Our Lady of the Pillar is one of the oldest Marian invocations. According to tradition, when the Mother of Jesus was still living in Jerusalem, Saint James the Greater saw her arrive in mortal flesh on the banks of the Ebro River, accompanied by a group of angels carrying a column.
The Apostle had been one of the first to travel to the western confines of Europe — the Iberian Peninsula, the finis terrae, then part of the Roman Empire — to preach the Gospel. St. James the Apostle was downcast by the difficult work and Mary Most Holy wanted to show her motherly care by appearing and encouraging him. According to the same tradition, St. James received from the Virgin the order to build a chapel in her honour in the place of the apparition.
Today the column of the apparition is preserved in the Basilica of Pilar in Saragossa, and visitors have venerated it throughout the centuries. The carving of the Virgin is not even forty centimetres high. Its lines are late Gothic, and by the way the tunic is buttoned, the belt with its buckle, the high waist and the shoes, it can be dated to the 15th century. The figure of the Baby Jesus does not follow the sculptural style of the Virgin and was undoubtedly added to the latter, either to complete it or, more probably, to replace a previous one that was destroyed or deteriorated. He holds a little bird in one hand and with the other he clings tightly to his Mother's mantle.

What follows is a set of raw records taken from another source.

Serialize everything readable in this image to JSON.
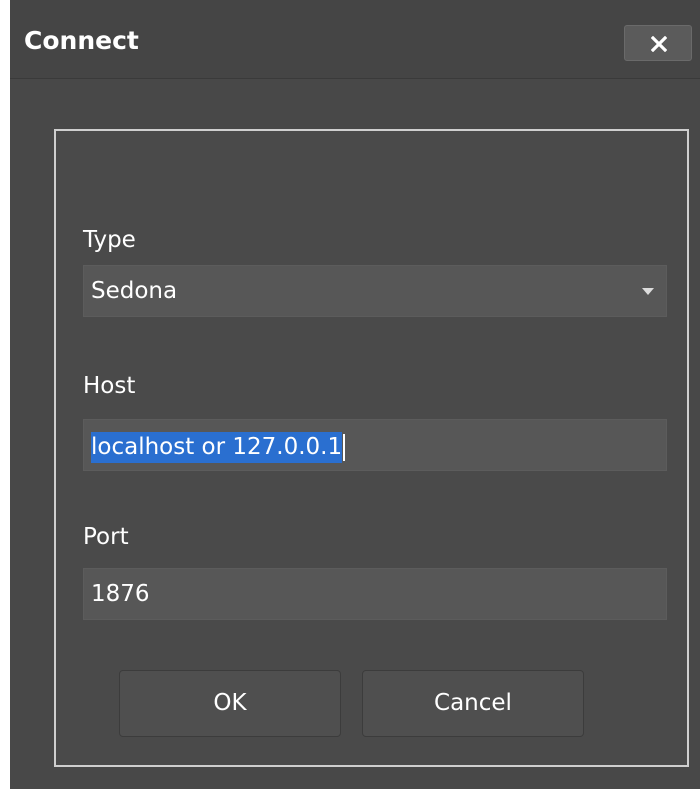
{
  "dialog": {
    "title": "Connect",
    "close_icon": "close-icon"
  },
  "form": {
    "type": {
      "label": "Type",
      "value": "Sedona",
      "arrow_icon": "chevron-down-icon"
    },
    "host": {
      "label": "Host",
      "value": "localhost or 127.0.0.1"
    },
    "port": {
      "label": "Port",
      "value": "1876"
    }
  },
  "buttons": {
    "ok_label": "OK",
    "cancel_label": "Cancel"
  },
  "colors": {
    "background": "#484848",
    "selection": "#2a6fd0",
    "panel_border": "#cfcfcf"
  }
}
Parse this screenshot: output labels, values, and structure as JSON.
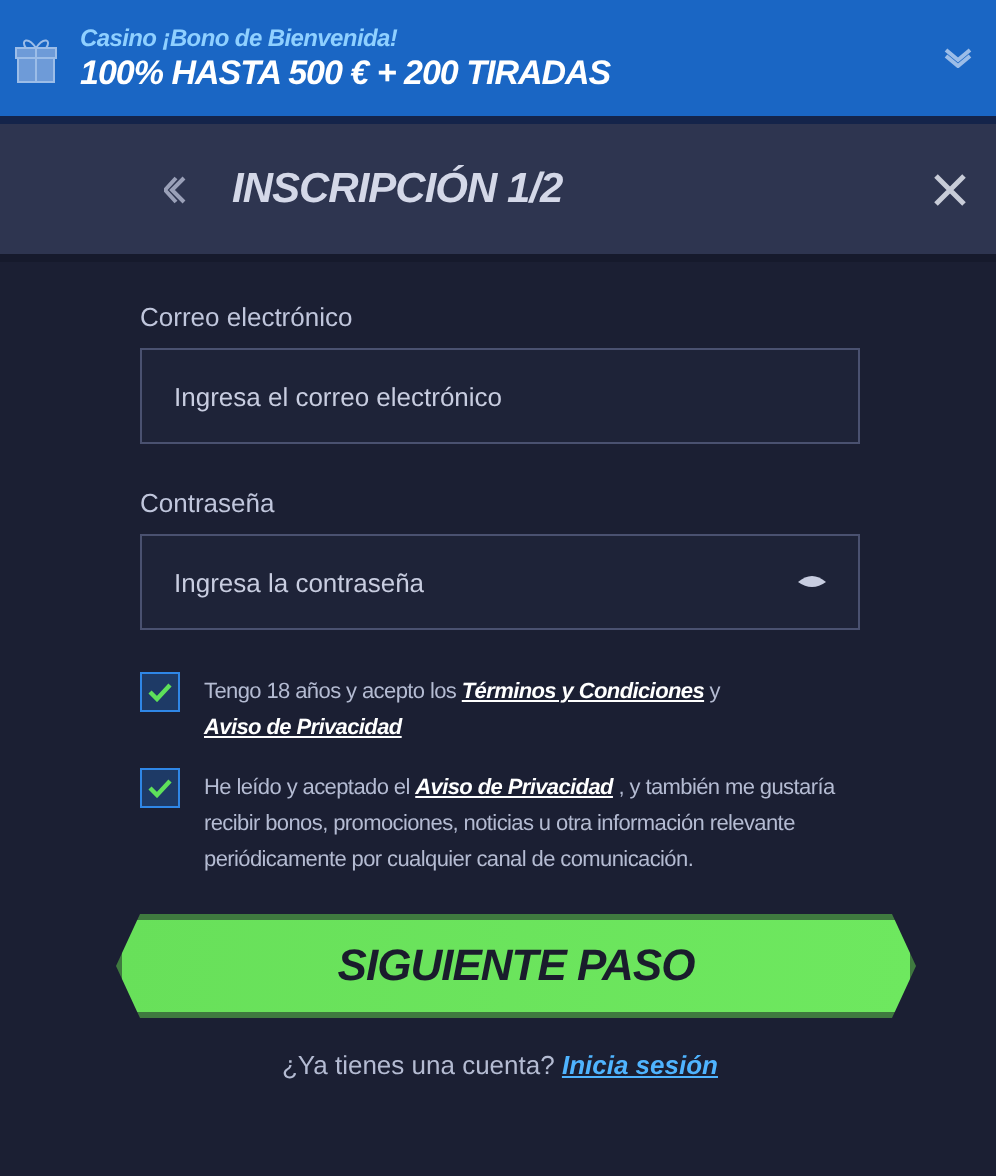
{
  "banner": {
    "subtitle": "Casino ¡Bono de Bienvenida!",
    "title": "100% HASTA 500 € + 200 TIRADAS"
  },
  "header": {
    "title": "INSCRIPCIÓN 1/2"
  },
  "fields": [
    {
      "label": "Correo electrónico",
      "placeholder": "Ingresa el correo electrónico",
      "kind": "email"
    },
    {
      "label": "Contraseña",
      "placeholder": "Ingresa la contraseña",
      "kind": "password"
    }
  ],
  "consents": [
    {
      "checked": true,
      "parts": [
        {
          "kind": "text",
          "text": "Tengo 18 años y acepto los "
        },
        {
          "kind": "link",
          "text": "Términos y Condiciones"
        },
        {
          "kind": "text",
          "text": " y "
        },
        {
          "kind": "link",
          "text": "Aviso de Privacidad"
        }
      ]
    },
    {
      "checked": true,
      "parts": [
        {
          "kind": "text",
          "text": "He leído y aceptado el "
        },
        {
          "kind": "link",
          "text": "Aviso de Privacidad"
        },
        {
          "kind": "text",
          "text": " , y también me gustaría recibir bonos, promociones, noticias u otra información relevante periódicamente por cualquier canal de comunicación."
        }
      ]
    }
  ],
  "submit": "SIGUIENTE PASO",
  "footer": {
    "text": "¿Ya tienes una cuenta?",
    "link": "Inicia sesión"
  }
}
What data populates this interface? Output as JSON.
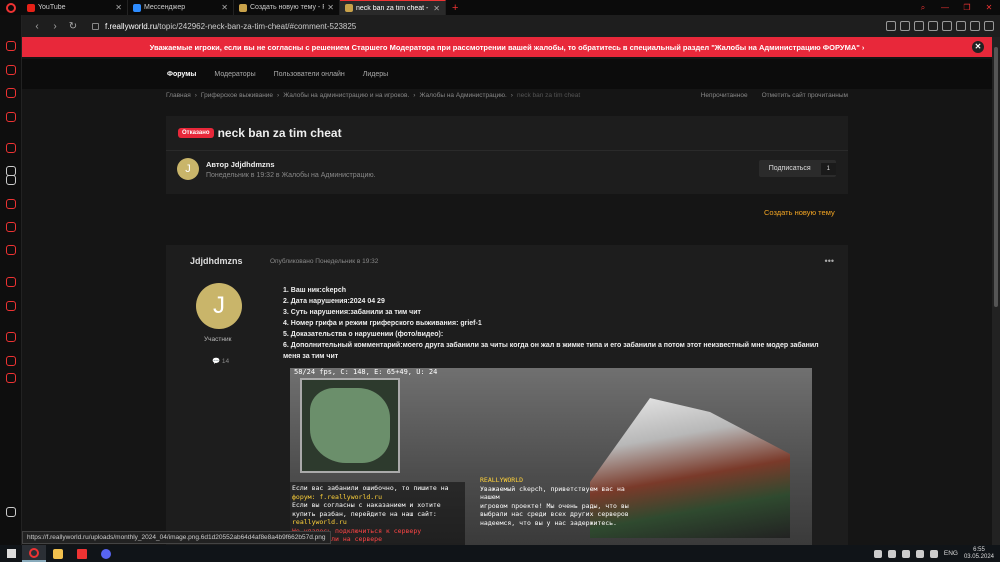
{
  "tabs": [
    {
      "label": "YouTube",
      "color": "#e62117"
    },
    {
      "label": "Мессенджер",
      "color": "#2d8cff"
    },
    {
      "label": "Создать новую тему - Rea",
      "color": "#c9a24a"
    },
    {
      "label": "neck ban za tim cheat - Ж",
      "color": "#c9a24a",
      "active": true
    }
  ],
  "address": {
    "host": "f.reallyworld.ru",
    "path": "/topic/242962-neck-ban-za-tim-cheat/#comment-523825"
  },
  "notice": {
    "text": "Уважаемые игроки, если вы не согласны с решением Старшего Модератора при рассмотрении вашей жалобы, то обратитесь в специальный раздел \"Жалобы на Администрацию ФОРУМА\" ›",
    "close": "✕"
  },
  "nav": {
    "forums": "Форумы",
    "moderators": "Модераторы",
    "online": "Пользователи онлайн",
    "leaders": "Лидеры"
  },
  "breadcrumbs": [
    "Главная",
    "›",
    "Гриферское выживание",
    "›",
    "Жалобы на администрацию и на игроков.",
    "›",
    "Жалобы на Администрацию.",
    "›",
    "neck ban za tim cheat"
  ],
  "crumb_actions": {
    "unread": "Непрочитанное",
    "mark_read": "Отметить сайт прочитанным"
  },
  "topic": {
    "badge": "Отказано",
    "title": "neck ban za tim cheat",
    "author_line": "Автор Jdjdhdmzns",
    "meta": "Понедельник в 19:32 в Жалобы на Администрацию.",
    "avatar_letter": "J",
    "subscribe": "Подписаться",
    "subscribe_count": "1"
  },
  "create_topic": "Создать новую тему",
  "post": {
    "username": "Jdjdhdmzns",
    "avatar_letter": "J",
    "role": "Участник",
    "post_count": "💬 14",
    "date": "Опубликовано Понедельник в 19:32",
    "more": "•••",
    "lines": [
      "1. Ваш ник:ckepch",
      "2. Дата нарушения:2024 04 29",
      "3. Суть нарушения:забанили за тим чит",
      "4. Номер грифа и режим гриферского выживания: grief-1",
      "5. Доказательства о нарушении (фото/видео):",
      "6. Дополнительный комментарий:моего друга забанили за читы когда он жал в жимке типа и его забанили а потом  этот неизвестный мне модер забанил",
      "меня за тим чит"
    ]
  },
  "screenshot": {
    "hud": "58/24 fps, C: 148, E: 65+49, U: 24",
    "chat_lines": [
      {
        "text": "Если вас забанили ошибочно, то пишите на",
        "color": "white"
      },
      {
        "text": "форум: f.reallyworld.ru",
        "color": "yellow"
      },
      {
        "text": "Если вы согласны с наказанием и хотите",
        "color": "white"
      },
      {
        "text": "купить разбан, перейдите на наш сайт:",
        "color": "white"
      },
      {
        "text": "reallyworld.ru",
        "color": "yellow"
      },
      {
        "text": "Не удалось подключиться к серверу",
        "color": "red"
      },
      {
        "text": "Вас забанили на сервере",
        "color": "red"
      }
    ],
    "chat2_lines": [
      "REALLYWORLD",
      "Уважаемый ckepch, приветствуем вас на нашем",
      "игровом проекте! Мы очень рады, что вы",
      "выбрали нас среди всех других серверов",
      "надеемся, что вы у нас задержитесь."
    ]
  },
  "status_url": "https://f.reallyworld.ru/uploads/monthly_2024_04/image.png.6d1d20552ab64d4af8e8a4b9f662b57d.png",
  "taskbar": {
    "lang": "ENG",
    "time": "6:55",
    "date": "03.05.2024"
  }
}
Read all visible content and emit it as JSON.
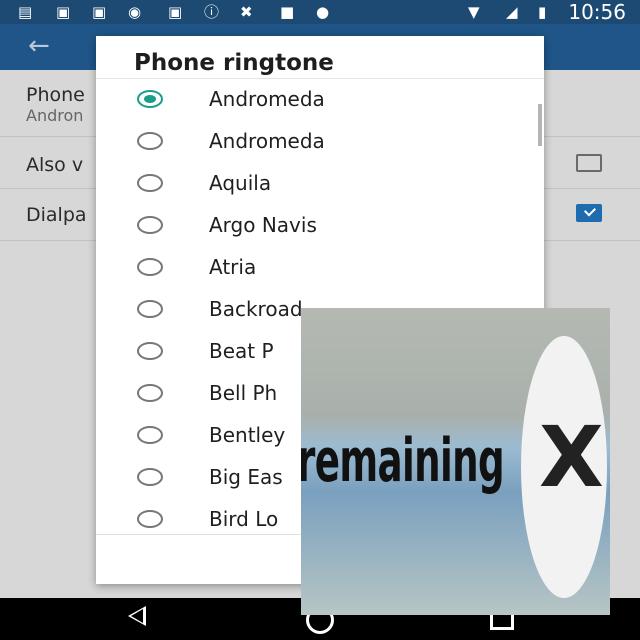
{
  "status_bar": {
    "time": "10:56",
    "icons": [
      "message-icon",
      "facebook-icon",
      "facebook-icon",
      "eye-icon",
      "facebook-icon",
      "info-icon",
      "no-location-icon",
      "lock-icon",
      "android-icon",
      "wifi-icon",
      "no-signal-icon",
      "battery-charging-icon"
    ]
  },
  "app_bar": {
    "back_icon": "back-arrow-icon"
  },
  "settings": {
    "phone_ringtone_title": "Phone",
    "phone_ringtone_value": "Andron",
    "also_vibrate_label": "Also v",
    "also_vibrate_checked": false,
    "dialpad_label": "Dialpa",
    "dialpad_checked": true
  },
  "dialog": {
    "title": "Phone ringtone",
    "options": [
      {
        "label": "Andromeda",
        "selected": true
      },
      {
        "label": "Andromeda",
        "selected": false
      },
      {
        "label": "Aquila",
        "selected": false
      },
      {
        "label": "Argo Navis",
        "selected": false
      },
      {
        "label": "Atria",
        "selected": false
      },
      {
        "label": "Backroad",
        "selected": false
      },
      {
        "label": "Beat P",
        "selected": false
      },
      {
        "label": "Bell Ph",
        "selected": false
      },
      {
        "label": "Bentley",
        "selected": false
      },
      {
        "label": "Big Eas",
        "selected": false
      },
      {
        "label": "Bird Lo",
        "selected": false
      }
    ]
  },
  "ad_overlay": {
    "text": "remaining",
    "close_symbol": "X"
  },
  "colors": {
    "accent": "#1a9e88",
    "status_bar": "#1d4a73",
    "app_bar": "#1f5588",
    "checkbox": "#1f6bb0"
  }
}
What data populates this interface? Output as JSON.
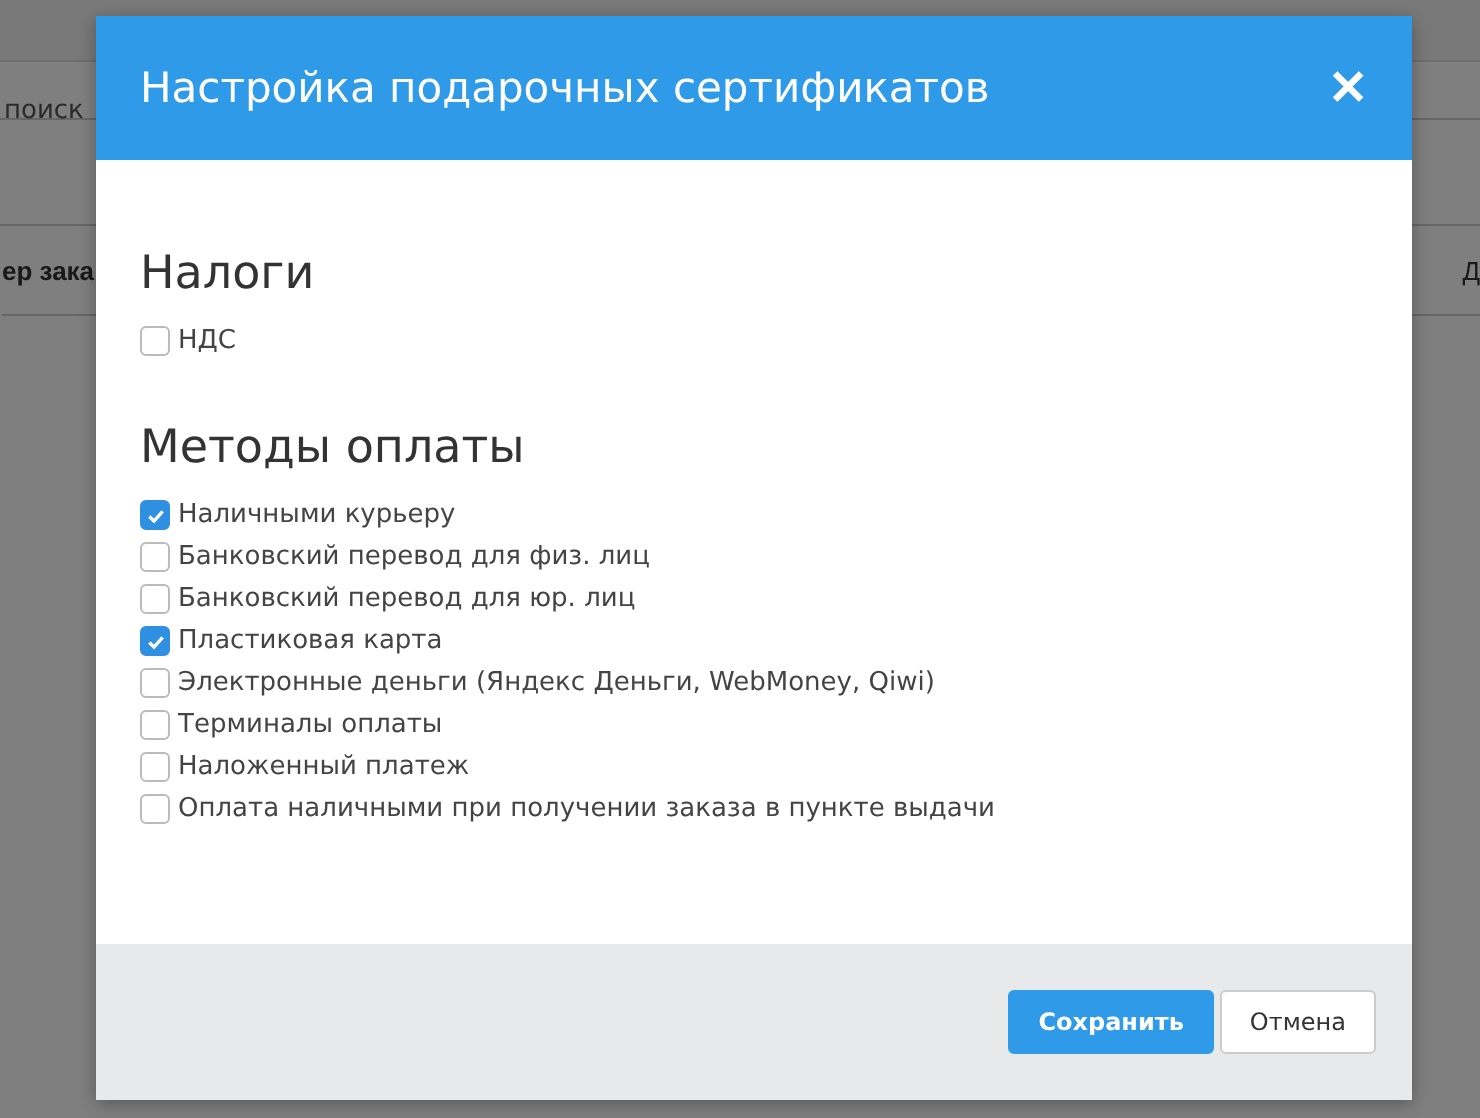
{
  "background": {
    "search_placeholder": "поиск",
    "columns": [
      "ер зака",
      "Д"
    ]
  },
  "dialog": {
    "title": "Настройка подарочных сертификатов",
    "close": "✕",
    "sections": [
      {
        "heading": "Налоги",
        "options": [
          {
            "label": "НДС",
            "checked": false
          }
        ]
      },
      {
        "heading": "Методы оплаты",
        "options": [
          {
            "label": "Наличными курьеру",
            "checked": true
          },
          {
            "label": "Банковский перевод для физ. лиц",
            "checked": false
          },
          {
            "label": "Банковский перевод для юр. лиц",
            "checked": false
          },
          {
            "label": "Пластиковая карта",
            "checked": true
          },
          {
            "label": "Электронные деньги (Яндекс Деньги, WebMoney, Qiwi)",
            "checked": false
          },
          {
            "label": "Терминалы оплаты",
            "checked": false
          },
          {
            "label": "Наложенный платеж",
            "checked": false
          },
          {
            "label": "Оплата наличными при получении заказа в пункте выдачи",
            "checked": false
          }
        ]
      }
    ],
    "buttons": [
      {
        "label": "Сохранить",
        "kind": "primary"
      },
      {
        "label": "Отмена",
        "kind": "secondary"
      }
    ]
  }
}
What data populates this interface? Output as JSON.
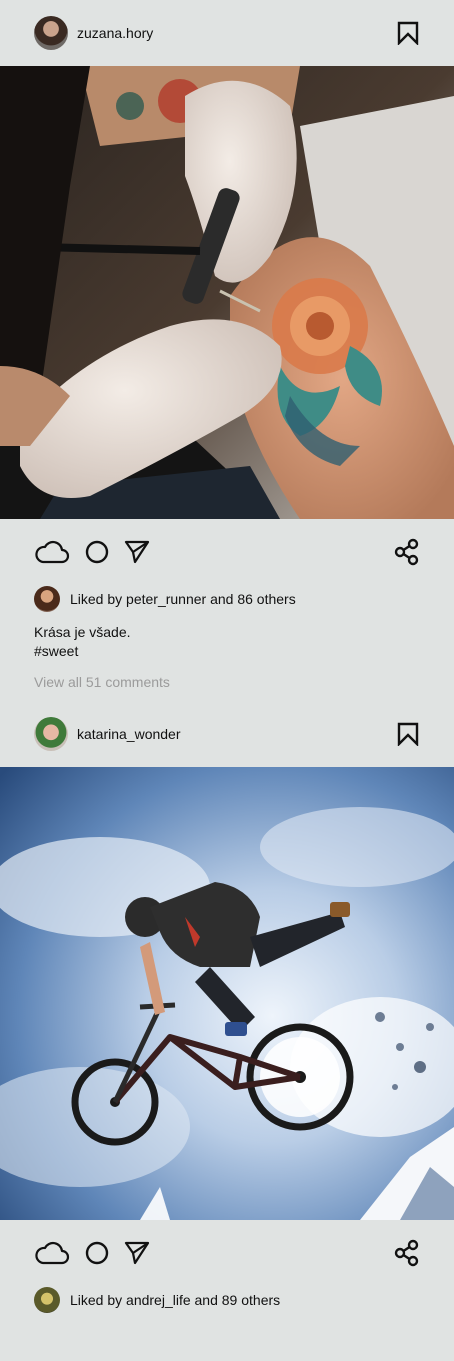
{
  "posts": [
    {
      "username": "zuzana.hory",
      "liked_by_text": "Liked by peter_runner and 86 others",
      "caption_line1": "Krása je všade.",
      "caption_line2": "#sweet",
      "view_comments": "View all 51 comments",
      "photo_description": "tattoo-artist-photo"
    },
    {
      "username": "katarina_wonder",
      "liked_by_text": "Liked by andrej_life and 89 others",
      "photo_description": "bmx-jump-photo"
    }
  ],
  "icons": {
    "bookmark": "bookmark-icon",
    "like": "cloud-like-icon",
    "comment": "circle-comment-icon",
    "send": "send-icon",
    "share": "share-icon"
  },
  "colors": {
    "background": "#e0e3e2",
    "text": "#111111",
    "muted": "#9b9b9b"
  }
}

The ensemble sits on the Pillar, which is a smooth jasper column covered with worked silver that (+except on the 2nd, 12th and 20th of each month) lights up with an embroidered mantle, which is changed daily.
Our Lady of the Pillar in Saint Josemaría's Life
"My devotion to Our Lady of Pilar has always accompanied me: my parents, with their Aragonese piety, instilled it in my soul since I was a child," said St. Josemaría.
In 1909, when he was seven years old and went to the Piarist school in Barbastro, they used to sing the popular invocation to our Lady: Blessed and praised be the hour when Mary Most Holy came in mortal flesh to Saragossa... And this devotion accompanied him until the end of his life.
In Rome, in the bedroom that he used, there are two built-in shelves where, in the last two or three years of his life, he kept a small image of the Virgin of the Pillar that he kissed every morning when he woke up; and in his office, on a dark desk, there is another life-size representation of this invocation.
During the years Saint Josemaria spent in Saragossa, in the seminary and studying civil law, he visited the Pilar every day. "As I had good friendship with several of the clergymen who looked after the Basilica, I was able to stay in the church one day after the doors had closed. I went to Our Lady, with the complicity of one of those good priests who has already passed away, and climbed the few stairs that the infantrymen know so well. As I approached, I kissed the image of Our Mother. I knew that this was not the custom, that kissing the mantle was allowed exclusively to children and to the authorities (...). However, I was and am sure that my Mother of the Pillar was happy that for once I skipped the established customs in her cathedral. I continue to treat her with filial love. With the same faith with which I invoked her in those times, around the 1920s, when the Lord made me sense what he expected of me: with that same faith I invoke her now (...). Under his protection, I continue to be happy and secure". That prayer before our Lady of the Pillar, asking him to see and be what God wanted for him, prepared the foundation of Opus Dei.
St. Josemaría celebrated his first solemn Mass in the Chapel of the Pillar in Saragossa. When he moved to Madrid and, years later, to Rome, he continued to visit Our Lady of the Pillar whenever he could. The last time was on April 7, 1970.
A phrase of St. Josemaría, found in the Book of Aragon, recalls that "the Pillar is a sign of strength in faith, in love, in hope.”